Thank you. Madame Minister, Ambassador Hakimi, it truly is a pleasure to welcome you here to the State Department today.
Through your leadership, Dr. Dalil, the Afghan Ministry of Public Health has become a capable and effective organization which is a real benefit to all Afghans. You are an accomplished and effective woman leader who serves as a remarkable example for all women, and Afghan women in particular. Like you and your ministry, they have faced many challenges and still have many obstacles to overcome.
We both share the same concerns for refugees, and I admire the work you have done. Even before becoming the Minister of Public Health, you set up medical clinics in refugee camps, provided medical consultations, and prevented and treated communicable diseases. You understand the importance of medical assistance for returning refugees, and from your many years with UNICEF, your accomplishments training midwives and doctors, and implementing immunization programs, you have improved the lives of many women and children.
In your current capacity, your leadership has been instrumental in helping your country decrease the maternal, infant and child mortality rates -- something from which future generations of Afghans will benefit. A decade ago, the Afghan health system lay shattered. Malnutrition, infectious disease, and high infant and maternal mortality rates prevailed. The past decade has seen the rebuilding of the healthcare system. Last fall, a new study showed impressive gains in key health, education, and quality of life indicators and a dramatic decrease in infant and child mortality rates over the last five years. Now more Afghan women survive pregnancy and childbirth. These dramatic improvements also serve as a good reminder to the international community that with sound investments in tackling Afghanistan's still daunting humanitarian and development needs – especially when these investments are made with strong and effective partners like Doctor Dalil – progress can and will be achieved.
But we also must be pragmatic. As the Assistant Secretary of the Department’s Humanitarian Bureau, I should note that refugees and refugee returnees – who constitute as high as a quarter of Afghanistan's total population – often have special health needs. Socioeconomic factors influence a child’s risk of dying. Urban children are more likely to survive childhood than rural children. As expected, a mother’s education improves a child’s chances of survival, as does wealth. Most refugees lack these advantages.

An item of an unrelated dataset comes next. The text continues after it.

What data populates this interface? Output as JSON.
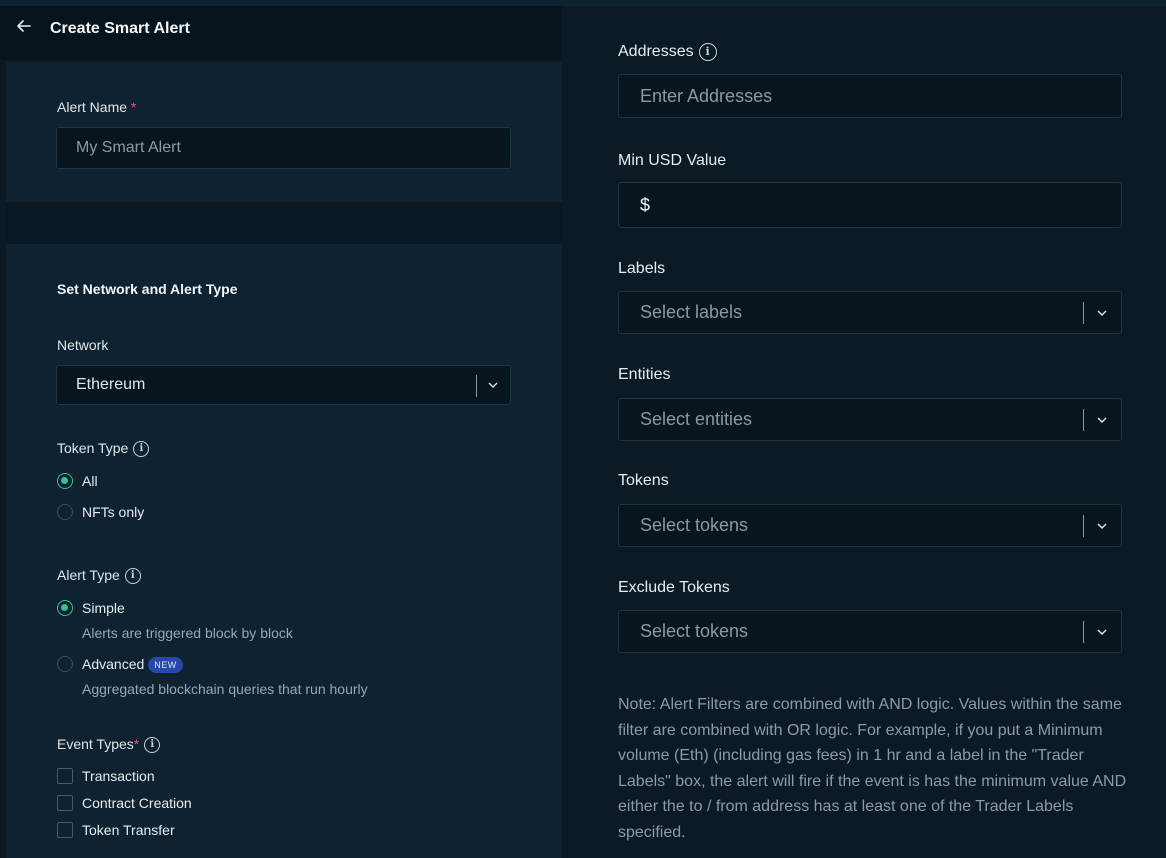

In signing this Memorandum of Understanding, we are agreeing to collaborate to provide services to some of the most underprivileged and at-risk populations: refugee returnees. Two of PRM’s partner organizations have worked hard and are doing a great job responding to the health needs of returned refugees in 26 clinics in Nangarhar, Laghman, and Kunar provinces. This Memorandum will enable the clinics to ensure that this segment of the population receives the full range of services offered by the Afghan government’s Basic Package of Health Services, and that returned refugees will continue to receive this standard of care as these clinics are incorporated into the Ministry of Public Health’s planning in 2013. By July 31, 2013, these clinics – and the essential services they provide -- will be fully turned over to the Ministry of Public Health. And we’ll work together to make sure that transition is both responsible and smooth.
We undertake this transition in conjunction with the overall transition that has been taking place throughout many areas of Afghanistan. Our continuing collaboration in healthcare for returning refugees is just one piece of the United States’ enduring partnership with Afghanistan that strengthens Afghan sovereignty, stability and prosperity.
When people flee persecution and conflict, their first and most immediate needs are basic: food, shelter, protection. And addressing those needs is our primary concern at the State Department's Bureau of Population, Refugees and Migration. But as displaced people return to their homes and their lives, governments should address the long-term development needs of these populations. The link between relief and development is especially important in increasing the self-reliance of conflict victims after their displacement.
The signing of this agreement demonstrates the need to link our assistance programs to development strategies in Afghanistan. By aiding in the responsible transition of these clinics to the Ministry of Public Health, we are supporting the ability of the national and local government to provide for these vulnerable people.
Next week, I will go to Geneva to participate in the Afghan refugee conference where we expect to endorse the Solutions Strategy for Afghan refugees. The governments of Afghanistan, Pakistan and Iran are working with the UN Refugee Agency to find a way forward. I applaud the Government of Afghanistan’s leadership to help nearly 6 million Afghan refugees reintegrate into their communities, and I look forward to continuing our work with Afghanistan and its neighbors, towards a dignified return and reintegration of refugees wishing to return and to sustain protection for those Afghan refugees who cannot return.
So it certainly is my pleasure to be here today, with you, Dr. Dalil, as we both take this step forward to contribute to true, sustainable human development that supports the own dignity, health, and human rights of Afghan refugees who have returned to their homes. Thank you. Dr. Dalil.